Волков: А он в самом деле производил такое магнетическое воздействие своей личностью?

Евтушенко: Невероятное. Невероятное.

Волков: Но почему он не остался строить лучшее общество на Кубе? Почему ему нужно было отправиться умирать в Боливию?

Евтушенко: Потому что он болел мечтой о мировой революции.

Волков: А вот не от скуки ли такой мирной, созидательной, условно говоря, жизни он убежал?

Евтушенко: Ну как вам сказать… Он работал очень много. Но он не был таким вождем, как Фидель, – тот получал удовольствие от выступлений, от общения с народом. А Че Гевара был человеком дела. Он мечтал о деле.

Волков: Для него дело было быть с оружием в руках, значит? Его дело было стрелять, так получается?

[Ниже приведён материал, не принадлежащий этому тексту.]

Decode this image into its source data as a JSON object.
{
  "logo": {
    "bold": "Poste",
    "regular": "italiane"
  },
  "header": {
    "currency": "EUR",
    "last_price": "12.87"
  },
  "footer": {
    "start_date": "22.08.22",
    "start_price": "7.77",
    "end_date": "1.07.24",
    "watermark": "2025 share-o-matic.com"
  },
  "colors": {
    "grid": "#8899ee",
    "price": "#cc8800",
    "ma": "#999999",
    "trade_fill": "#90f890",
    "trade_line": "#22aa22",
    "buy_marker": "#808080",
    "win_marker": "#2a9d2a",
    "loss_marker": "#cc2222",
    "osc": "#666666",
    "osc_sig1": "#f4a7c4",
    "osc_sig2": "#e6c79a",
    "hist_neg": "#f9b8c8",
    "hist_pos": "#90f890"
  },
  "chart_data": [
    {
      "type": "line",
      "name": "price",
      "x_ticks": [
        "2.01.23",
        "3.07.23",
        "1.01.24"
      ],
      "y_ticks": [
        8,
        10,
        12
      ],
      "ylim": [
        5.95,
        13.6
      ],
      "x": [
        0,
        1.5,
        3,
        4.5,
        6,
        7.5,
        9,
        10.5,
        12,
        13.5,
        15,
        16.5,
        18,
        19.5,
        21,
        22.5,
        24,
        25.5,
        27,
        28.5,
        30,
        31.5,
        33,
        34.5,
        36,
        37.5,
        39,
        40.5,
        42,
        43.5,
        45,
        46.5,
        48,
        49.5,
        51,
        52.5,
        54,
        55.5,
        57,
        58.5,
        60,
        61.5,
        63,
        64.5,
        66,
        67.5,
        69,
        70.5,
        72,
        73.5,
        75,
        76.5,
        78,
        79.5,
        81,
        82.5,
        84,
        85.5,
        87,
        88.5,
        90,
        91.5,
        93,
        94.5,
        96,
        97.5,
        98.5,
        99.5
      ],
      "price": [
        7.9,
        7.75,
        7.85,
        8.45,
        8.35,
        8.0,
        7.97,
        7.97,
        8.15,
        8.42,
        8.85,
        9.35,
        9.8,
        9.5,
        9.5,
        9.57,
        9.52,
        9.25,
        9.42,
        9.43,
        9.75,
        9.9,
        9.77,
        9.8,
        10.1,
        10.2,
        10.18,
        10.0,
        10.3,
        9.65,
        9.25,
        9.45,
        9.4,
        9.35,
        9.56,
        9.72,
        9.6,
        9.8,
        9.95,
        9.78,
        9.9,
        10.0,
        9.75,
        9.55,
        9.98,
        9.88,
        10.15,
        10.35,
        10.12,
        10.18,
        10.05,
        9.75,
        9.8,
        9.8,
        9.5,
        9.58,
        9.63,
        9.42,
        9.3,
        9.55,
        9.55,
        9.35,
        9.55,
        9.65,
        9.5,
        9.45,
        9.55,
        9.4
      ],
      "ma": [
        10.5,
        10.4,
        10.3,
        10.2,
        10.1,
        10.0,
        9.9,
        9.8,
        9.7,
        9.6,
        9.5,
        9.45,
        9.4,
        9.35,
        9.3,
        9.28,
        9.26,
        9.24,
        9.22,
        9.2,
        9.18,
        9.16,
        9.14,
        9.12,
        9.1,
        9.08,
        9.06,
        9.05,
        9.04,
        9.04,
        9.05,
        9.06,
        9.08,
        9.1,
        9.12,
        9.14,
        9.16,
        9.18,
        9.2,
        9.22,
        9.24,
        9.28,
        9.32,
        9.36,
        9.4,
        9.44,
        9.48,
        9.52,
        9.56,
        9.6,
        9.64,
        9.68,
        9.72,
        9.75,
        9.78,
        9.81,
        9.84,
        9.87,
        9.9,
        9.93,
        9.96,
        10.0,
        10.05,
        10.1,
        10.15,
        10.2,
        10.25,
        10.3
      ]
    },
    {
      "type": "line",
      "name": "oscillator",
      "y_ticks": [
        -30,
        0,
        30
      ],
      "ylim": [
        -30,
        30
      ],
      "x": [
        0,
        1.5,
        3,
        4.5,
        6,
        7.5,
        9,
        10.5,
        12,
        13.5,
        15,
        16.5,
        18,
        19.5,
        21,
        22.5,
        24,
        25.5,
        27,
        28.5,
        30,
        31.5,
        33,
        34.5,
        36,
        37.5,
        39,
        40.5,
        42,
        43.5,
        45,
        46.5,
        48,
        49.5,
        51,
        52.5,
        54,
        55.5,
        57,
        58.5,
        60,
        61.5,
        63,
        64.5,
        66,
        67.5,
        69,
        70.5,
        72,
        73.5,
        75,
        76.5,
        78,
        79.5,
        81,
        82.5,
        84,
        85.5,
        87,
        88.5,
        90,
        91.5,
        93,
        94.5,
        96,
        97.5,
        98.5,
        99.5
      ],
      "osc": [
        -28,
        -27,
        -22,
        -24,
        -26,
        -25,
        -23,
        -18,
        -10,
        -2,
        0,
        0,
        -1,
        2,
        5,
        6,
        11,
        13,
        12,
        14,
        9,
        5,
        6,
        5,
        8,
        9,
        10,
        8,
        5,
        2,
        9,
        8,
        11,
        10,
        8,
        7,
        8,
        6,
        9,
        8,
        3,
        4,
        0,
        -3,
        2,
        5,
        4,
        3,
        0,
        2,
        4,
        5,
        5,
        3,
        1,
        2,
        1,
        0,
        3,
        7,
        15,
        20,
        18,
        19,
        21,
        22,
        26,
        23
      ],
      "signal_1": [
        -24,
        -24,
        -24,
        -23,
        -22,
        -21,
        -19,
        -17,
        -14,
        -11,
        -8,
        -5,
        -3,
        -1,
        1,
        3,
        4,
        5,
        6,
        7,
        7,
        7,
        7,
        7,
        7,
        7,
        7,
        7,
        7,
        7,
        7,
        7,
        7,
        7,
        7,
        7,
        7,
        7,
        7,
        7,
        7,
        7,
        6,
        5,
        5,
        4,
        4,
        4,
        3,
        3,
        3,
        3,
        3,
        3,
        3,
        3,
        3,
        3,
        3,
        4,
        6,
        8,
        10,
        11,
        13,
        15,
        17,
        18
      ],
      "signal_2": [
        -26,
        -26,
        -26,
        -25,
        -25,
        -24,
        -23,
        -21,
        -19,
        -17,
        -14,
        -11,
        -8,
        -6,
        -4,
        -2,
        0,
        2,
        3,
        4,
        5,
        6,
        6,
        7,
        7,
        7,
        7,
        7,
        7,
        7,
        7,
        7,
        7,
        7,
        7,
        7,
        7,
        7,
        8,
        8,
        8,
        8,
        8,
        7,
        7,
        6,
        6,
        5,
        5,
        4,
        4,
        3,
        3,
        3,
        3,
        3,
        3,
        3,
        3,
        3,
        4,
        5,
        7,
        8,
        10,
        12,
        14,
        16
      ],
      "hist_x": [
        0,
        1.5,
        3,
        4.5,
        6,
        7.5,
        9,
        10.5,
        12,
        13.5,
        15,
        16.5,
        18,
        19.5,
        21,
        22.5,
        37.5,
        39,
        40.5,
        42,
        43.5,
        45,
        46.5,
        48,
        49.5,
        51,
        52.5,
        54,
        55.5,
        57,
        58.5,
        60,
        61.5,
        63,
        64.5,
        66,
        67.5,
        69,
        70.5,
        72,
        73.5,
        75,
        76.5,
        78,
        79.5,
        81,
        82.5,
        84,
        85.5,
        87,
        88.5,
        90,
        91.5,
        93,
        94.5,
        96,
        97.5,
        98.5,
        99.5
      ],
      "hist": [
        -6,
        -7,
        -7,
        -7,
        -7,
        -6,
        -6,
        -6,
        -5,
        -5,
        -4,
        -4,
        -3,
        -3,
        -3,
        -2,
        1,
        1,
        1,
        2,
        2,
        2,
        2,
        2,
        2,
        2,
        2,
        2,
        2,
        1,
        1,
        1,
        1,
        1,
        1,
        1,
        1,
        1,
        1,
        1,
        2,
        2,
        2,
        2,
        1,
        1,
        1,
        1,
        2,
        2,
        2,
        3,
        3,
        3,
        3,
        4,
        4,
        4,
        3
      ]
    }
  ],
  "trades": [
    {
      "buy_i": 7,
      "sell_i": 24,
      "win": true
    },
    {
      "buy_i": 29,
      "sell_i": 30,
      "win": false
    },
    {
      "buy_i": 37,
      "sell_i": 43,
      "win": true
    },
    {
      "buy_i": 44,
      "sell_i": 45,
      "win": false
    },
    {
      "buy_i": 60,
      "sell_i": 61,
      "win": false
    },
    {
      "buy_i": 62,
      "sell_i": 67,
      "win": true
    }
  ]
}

Евтушенко: Мне тяжело об этом говорить… Я никогда не видел в нем «человека с ружьем», я видел его внутри семьи, жена у него красавица была. Он сам очень красивый был.

Волков: Романтический облик Че Гевары – это, по-моему, его главная сейчас карта.

Евтушенко: Лицо было у него очень благородное, рассказывал он нам очень хорошо и был подчеркнуто вежлив как-то. И очень грустен. Какая-то обреченность в нем сквозила. Ведь с ним произошли мистические вещи. Он сначала полетел во Вьетнам, вы знаете про это?

Волков: Нет.

Евтушенко: Так вот во Вьетнаме его встретил Хо Ши Мин и сказал ему: «Иностранцы в нашей борьбе не участвуют…» И тогда Че отправился в Боливию, навстречу своей смерти.